By every pyramid a temple rose
Where oft in concert those of ancient time
Sung to their goddess Isis hymns of praise;
But these are fallen!—their columns too superb
Are levell'd with the dust—nor these alone—
Where is thy vocal statue, Memnon, now,
That once, responsive to the morning beams,
Harmoniously to father Phœbus sung!
Where is the image that in past time stood
High on the summit of yon' pyramid?—
Still may you see its polish'd pedestal—
Where art thou ancient Thebes?——all bury'd low,
All vanish'd! crumbled into mother dust,
And nothing of antiquity remains
But these huge pyramids, and yonder hills.

Time

Old Babel's tower hath felt my potent arm
I ruin'd Ecbatan and Babylon,
Thy huge Colossus, Rhodes, I tumbled down,
And on these pyramids I smote my scythe;
But they resist its edge—then let them stand.

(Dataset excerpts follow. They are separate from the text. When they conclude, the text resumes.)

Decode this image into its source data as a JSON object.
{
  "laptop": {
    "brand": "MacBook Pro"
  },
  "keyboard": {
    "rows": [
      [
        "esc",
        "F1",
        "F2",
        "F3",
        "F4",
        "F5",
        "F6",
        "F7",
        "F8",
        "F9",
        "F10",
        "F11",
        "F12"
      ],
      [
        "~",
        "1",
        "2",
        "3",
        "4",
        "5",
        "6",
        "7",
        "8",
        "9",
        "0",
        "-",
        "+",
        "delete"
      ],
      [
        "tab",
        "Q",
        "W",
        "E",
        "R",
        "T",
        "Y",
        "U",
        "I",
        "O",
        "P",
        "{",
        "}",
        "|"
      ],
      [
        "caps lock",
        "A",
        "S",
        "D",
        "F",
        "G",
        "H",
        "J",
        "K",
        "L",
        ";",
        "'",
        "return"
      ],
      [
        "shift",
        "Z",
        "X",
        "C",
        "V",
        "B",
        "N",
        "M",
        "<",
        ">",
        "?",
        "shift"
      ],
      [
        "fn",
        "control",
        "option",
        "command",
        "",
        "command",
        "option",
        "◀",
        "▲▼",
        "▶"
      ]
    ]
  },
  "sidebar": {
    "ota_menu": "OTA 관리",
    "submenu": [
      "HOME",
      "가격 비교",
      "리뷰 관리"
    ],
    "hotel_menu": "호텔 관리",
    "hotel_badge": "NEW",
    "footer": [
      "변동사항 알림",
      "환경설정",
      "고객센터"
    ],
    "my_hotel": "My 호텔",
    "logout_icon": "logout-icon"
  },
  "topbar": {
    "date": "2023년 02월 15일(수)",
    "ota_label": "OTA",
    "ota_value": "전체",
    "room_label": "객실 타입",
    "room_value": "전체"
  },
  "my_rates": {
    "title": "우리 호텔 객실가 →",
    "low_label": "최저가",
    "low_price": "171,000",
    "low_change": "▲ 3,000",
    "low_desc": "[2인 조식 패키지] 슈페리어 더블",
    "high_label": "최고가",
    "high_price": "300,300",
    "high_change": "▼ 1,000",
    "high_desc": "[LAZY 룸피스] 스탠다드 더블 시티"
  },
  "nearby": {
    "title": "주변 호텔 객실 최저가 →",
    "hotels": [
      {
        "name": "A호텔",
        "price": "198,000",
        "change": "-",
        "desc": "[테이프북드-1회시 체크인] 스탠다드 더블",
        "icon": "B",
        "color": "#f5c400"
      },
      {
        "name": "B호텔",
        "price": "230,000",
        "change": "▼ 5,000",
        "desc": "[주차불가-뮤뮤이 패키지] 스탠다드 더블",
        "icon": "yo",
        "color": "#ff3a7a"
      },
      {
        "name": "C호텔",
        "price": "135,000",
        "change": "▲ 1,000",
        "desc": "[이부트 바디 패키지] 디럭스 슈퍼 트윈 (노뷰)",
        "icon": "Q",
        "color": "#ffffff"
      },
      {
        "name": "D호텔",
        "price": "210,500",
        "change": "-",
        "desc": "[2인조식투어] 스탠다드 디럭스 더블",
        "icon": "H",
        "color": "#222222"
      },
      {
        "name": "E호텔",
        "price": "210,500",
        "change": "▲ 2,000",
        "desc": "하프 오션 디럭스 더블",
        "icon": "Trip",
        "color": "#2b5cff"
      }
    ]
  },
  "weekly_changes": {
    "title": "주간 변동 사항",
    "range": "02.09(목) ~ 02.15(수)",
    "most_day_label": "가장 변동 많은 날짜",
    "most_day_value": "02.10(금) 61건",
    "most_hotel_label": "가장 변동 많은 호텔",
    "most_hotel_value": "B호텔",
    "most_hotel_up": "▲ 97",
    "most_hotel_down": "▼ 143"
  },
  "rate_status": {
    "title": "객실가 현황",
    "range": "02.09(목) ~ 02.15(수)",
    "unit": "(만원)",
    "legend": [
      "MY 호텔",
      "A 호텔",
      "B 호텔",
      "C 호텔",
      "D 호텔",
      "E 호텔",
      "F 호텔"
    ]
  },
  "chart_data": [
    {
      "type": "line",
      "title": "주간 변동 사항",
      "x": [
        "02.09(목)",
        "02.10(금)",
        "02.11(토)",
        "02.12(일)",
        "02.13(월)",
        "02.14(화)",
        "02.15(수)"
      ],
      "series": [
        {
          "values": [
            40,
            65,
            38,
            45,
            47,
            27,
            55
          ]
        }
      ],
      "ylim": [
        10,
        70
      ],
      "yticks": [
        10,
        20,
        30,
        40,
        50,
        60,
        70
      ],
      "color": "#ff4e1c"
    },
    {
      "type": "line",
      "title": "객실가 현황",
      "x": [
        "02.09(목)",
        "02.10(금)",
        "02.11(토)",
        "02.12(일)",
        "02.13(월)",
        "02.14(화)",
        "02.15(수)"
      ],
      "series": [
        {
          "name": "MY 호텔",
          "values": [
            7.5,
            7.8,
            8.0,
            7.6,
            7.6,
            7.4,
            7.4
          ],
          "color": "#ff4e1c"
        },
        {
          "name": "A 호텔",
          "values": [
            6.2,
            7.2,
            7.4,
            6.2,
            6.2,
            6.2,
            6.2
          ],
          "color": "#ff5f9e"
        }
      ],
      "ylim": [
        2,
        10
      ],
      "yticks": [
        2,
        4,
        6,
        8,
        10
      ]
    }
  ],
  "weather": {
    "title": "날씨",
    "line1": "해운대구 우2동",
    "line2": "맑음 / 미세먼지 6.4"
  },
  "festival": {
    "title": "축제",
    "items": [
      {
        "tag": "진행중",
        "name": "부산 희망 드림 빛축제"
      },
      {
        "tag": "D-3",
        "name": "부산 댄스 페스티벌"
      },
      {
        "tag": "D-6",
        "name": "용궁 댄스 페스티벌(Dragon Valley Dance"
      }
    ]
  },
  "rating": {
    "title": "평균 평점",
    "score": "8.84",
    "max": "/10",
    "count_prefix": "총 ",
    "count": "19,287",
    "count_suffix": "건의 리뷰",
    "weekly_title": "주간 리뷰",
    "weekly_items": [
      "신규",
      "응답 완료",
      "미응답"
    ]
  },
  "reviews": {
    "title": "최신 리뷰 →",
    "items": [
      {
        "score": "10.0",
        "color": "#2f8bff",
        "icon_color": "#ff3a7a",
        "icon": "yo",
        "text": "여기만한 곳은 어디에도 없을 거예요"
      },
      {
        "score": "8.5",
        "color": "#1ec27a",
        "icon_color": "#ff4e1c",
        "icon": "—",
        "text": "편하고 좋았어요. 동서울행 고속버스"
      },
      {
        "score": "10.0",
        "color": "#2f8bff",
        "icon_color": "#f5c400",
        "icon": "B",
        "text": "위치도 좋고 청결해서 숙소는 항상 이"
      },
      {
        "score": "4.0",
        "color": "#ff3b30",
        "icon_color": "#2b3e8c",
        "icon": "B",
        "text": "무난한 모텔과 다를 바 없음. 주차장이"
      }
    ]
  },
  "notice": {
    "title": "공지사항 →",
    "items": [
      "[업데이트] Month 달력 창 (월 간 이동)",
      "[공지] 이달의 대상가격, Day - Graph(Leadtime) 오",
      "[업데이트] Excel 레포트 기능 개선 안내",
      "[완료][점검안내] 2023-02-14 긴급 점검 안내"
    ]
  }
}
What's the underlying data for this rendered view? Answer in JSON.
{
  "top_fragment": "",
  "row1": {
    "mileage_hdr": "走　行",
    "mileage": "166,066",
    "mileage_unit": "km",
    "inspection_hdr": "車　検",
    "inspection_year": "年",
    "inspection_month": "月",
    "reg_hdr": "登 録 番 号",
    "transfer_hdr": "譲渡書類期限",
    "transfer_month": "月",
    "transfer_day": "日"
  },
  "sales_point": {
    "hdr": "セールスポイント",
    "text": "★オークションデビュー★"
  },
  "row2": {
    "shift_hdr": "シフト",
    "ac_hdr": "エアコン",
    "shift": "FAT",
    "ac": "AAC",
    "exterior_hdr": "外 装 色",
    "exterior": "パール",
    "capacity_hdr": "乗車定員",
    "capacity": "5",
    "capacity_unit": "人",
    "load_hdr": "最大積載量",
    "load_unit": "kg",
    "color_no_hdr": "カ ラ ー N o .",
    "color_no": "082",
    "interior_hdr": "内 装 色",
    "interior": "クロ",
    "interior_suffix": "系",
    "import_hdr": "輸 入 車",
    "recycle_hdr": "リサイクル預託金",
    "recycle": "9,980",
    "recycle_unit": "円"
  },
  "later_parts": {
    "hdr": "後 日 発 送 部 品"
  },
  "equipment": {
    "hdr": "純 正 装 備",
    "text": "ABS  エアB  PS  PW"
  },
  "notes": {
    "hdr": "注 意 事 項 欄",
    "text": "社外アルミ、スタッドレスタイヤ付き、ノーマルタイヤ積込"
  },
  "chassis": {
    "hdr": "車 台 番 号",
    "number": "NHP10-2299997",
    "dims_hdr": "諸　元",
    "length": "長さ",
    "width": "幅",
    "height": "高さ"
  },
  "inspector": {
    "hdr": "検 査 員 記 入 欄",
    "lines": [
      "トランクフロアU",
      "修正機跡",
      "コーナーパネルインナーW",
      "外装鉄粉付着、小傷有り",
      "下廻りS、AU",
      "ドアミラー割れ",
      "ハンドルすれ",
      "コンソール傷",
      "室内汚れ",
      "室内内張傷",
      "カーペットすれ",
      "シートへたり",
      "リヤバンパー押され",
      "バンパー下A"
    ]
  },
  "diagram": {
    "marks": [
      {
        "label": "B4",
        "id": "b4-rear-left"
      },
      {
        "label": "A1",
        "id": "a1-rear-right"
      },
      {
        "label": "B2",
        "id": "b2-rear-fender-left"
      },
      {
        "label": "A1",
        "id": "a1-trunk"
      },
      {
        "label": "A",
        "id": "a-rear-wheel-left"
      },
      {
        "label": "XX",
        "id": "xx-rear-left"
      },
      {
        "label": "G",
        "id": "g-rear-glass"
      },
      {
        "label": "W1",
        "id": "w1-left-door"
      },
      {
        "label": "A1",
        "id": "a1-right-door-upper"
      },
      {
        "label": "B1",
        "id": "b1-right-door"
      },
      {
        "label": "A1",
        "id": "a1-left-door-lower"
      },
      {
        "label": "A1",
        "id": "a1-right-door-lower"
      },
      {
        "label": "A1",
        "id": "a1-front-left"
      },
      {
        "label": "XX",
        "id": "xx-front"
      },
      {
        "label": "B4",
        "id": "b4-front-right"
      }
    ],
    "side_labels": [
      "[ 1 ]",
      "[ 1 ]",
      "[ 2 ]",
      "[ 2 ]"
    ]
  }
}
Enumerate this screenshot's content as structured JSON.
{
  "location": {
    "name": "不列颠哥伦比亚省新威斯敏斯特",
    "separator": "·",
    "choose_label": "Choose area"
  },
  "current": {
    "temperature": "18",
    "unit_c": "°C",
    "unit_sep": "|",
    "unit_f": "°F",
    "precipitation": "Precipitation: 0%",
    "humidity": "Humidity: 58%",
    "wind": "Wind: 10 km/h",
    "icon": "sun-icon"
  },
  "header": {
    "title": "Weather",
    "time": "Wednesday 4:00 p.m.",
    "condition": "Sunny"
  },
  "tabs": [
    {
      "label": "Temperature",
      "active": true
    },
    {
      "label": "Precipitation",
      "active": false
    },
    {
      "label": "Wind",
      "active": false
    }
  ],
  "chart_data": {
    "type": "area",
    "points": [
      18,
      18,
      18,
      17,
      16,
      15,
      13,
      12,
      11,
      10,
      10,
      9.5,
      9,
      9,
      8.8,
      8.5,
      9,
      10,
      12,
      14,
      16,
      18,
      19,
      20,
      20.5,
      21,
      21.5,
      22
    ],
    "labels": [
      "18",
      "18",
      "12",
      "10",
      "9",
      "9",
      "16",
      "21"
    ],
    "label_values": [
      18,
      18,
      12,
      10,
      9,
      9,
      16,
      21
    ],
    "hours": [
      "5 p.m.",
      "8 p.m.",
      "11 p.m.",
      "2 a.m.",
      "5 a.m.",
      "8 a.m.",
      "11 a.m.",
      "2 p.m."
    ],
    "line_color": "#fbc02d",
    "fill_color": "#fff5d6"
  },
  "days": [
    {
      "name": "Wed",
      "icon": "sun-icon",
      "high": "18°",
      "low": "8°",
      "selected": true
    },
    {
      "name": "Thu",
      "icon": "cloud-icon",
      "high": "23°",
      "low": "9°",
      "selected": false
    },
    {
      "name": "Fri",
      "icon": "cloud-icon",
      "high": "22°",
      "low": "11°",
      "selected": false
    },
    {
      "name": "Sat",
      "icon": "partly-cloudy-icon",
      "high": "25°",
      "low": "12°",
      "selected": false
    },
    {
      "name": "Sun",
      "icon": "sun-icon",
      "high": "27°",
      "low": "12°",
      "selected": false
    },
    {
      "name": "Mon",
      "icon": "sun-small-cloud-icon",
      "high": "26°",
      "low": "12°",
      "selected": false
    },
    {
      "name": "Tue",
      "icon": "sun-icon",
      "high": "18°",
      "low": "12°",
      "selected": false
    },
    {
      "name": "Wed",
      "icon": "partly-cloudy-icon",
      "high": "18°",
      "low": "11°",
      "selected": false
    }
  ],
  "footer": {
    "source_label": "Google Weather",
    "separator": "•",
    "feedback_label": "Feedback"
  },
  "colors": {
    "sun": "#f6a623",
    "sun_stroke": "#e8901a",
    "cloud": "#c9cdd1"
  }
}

But I can boast a greater feat than this,
I long ago have shrouded those in death
Who made those structures rebels to my power—
But, O return!—These piles are not immortal!
This earth, with all its balls of hills and mountains,
Shall perish by my hand—then how can these,
These hoary headed pyramids of Egypt,
That are but dwindled warts upon her body,
That on a little, little spot of ground
Extinguish the dull radiance of the sun,
Be proof to Death and me?——Traveller return—
There's nought but God immortal——He alone
Exists secure, when Man, and Death, and Time,
(Time not immortal, but a fancied point
In the vast circle of eternity)
Are swallow'd up, and, like the pyramids,
Leave not an atom for their monument!